Okay so what do you know about Detroit? Here's my list:

Motown - the Supremes, Marvin Gaye, Stevie Wonder .....

Henry Ford, and Cars

Black people


White flight


Middlesex by Jeffrey Eugenides

My friend Eva's niece Ruthie living there in a Jewish suburb with her four daughters and her Rabbi husband

Suited for Work run by the glamorous Allison (ex-air hostess) and her equally elegant mother who I've met at The Women's Alliance Conferences.

Not bad. Most people in the USA wouldn't be able to write that much stuff about Melbourne - probably they'd know nothing and think we had the Olympics there a coupla years ago.

Here's the worst thing I've ever heard about Detroit. The Detroit City Water Department was cutting off water from homes where people weren't paying their water bills. Then the Detroit City Social Services Department took away kids from families who lived in houses where there was no water. Crazy? For the kids, for the families, for the stupid City where it's costing them much more to keep those kids in care. People say euphemistically \"there are problems with Detroit City Government\". Methinks this is code for totally stuffed and corrupt.
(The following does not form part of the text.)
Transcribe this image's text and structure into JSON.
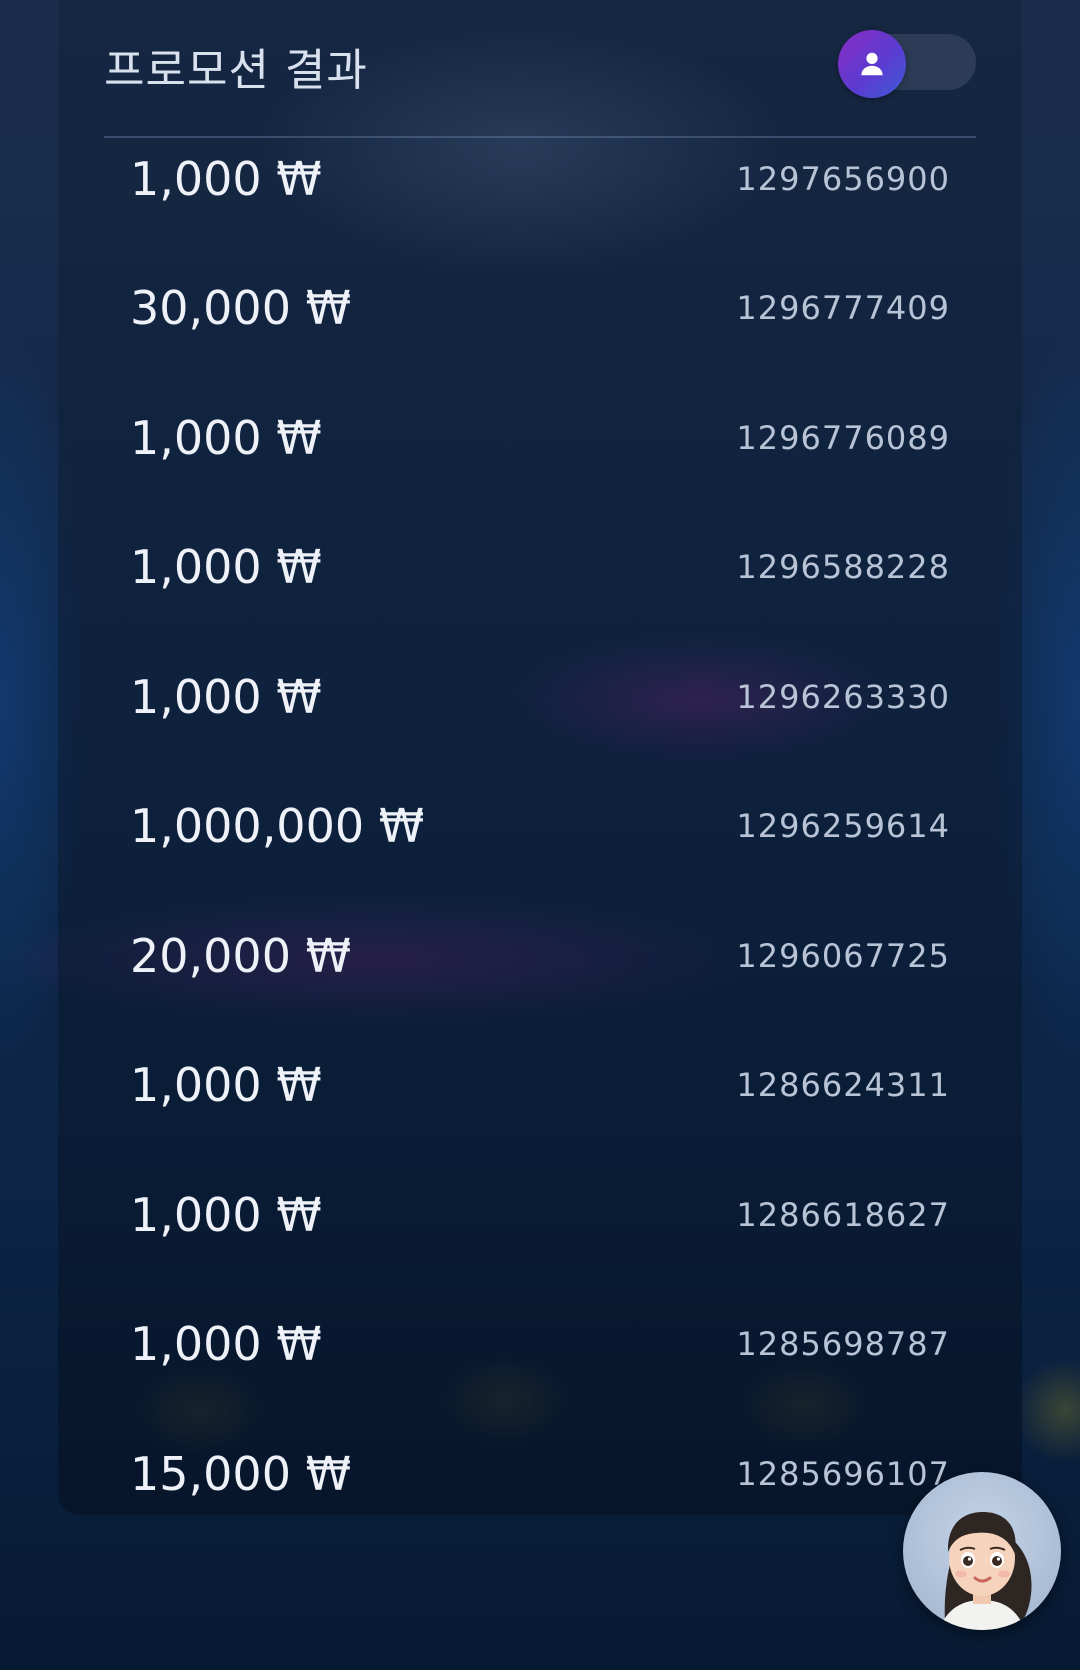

So I do not go with an entirely open mind. Detroit turns out to be full of surprises.

Like, it's the Arab capital of the USA with more than 300,000 people from different parts of the Arab world. And it's just a short swim across the river to Canada. Even I could do it. And people have. Before the Civil War this was a major station of the Underground Railway smuggling slaves to freedom in Canada.

\"Welcome to Detroit, The Renaissance City Founded 1701.\" Another surprise - it's a French name. Obvious once you look at it and ignore the pronunciation.

If you want further depressing statistics there are plenty. After three decades of crime, drug addiction, and corrupt government, 40% of Detroit's residents live below the poverty level, the worst among large U.S. cities. Officially, Detroit's unemployment rate is just under 30 percent but the actual jobless rate is closer to 50 percent because so many have given up looking for work altogether.

Twenty to 30 percent of housing lots are vacant and 10% to 20% of the city's houses are vacant. No wonder you can buy a house for $100.

But there is more to Renaissance in Detroit than a marketing buzzword. They just keep on keeping on, remaking the place. Where some people saw abandoned land, others saw food and community.

And these activists are turning Motown into Growtown. The need was certainly there with only two supermarkets in the entire City. There are now 800 registered urban gardens. More and more empty lots are being transformed into productive gardens to feed people, develop skills and foster a sense of community.

In other areas young artists are buying up and renovating those $100 abandoned houses.

Detroit is alive and kicking - reclaiming land and dignity. Go Detroit!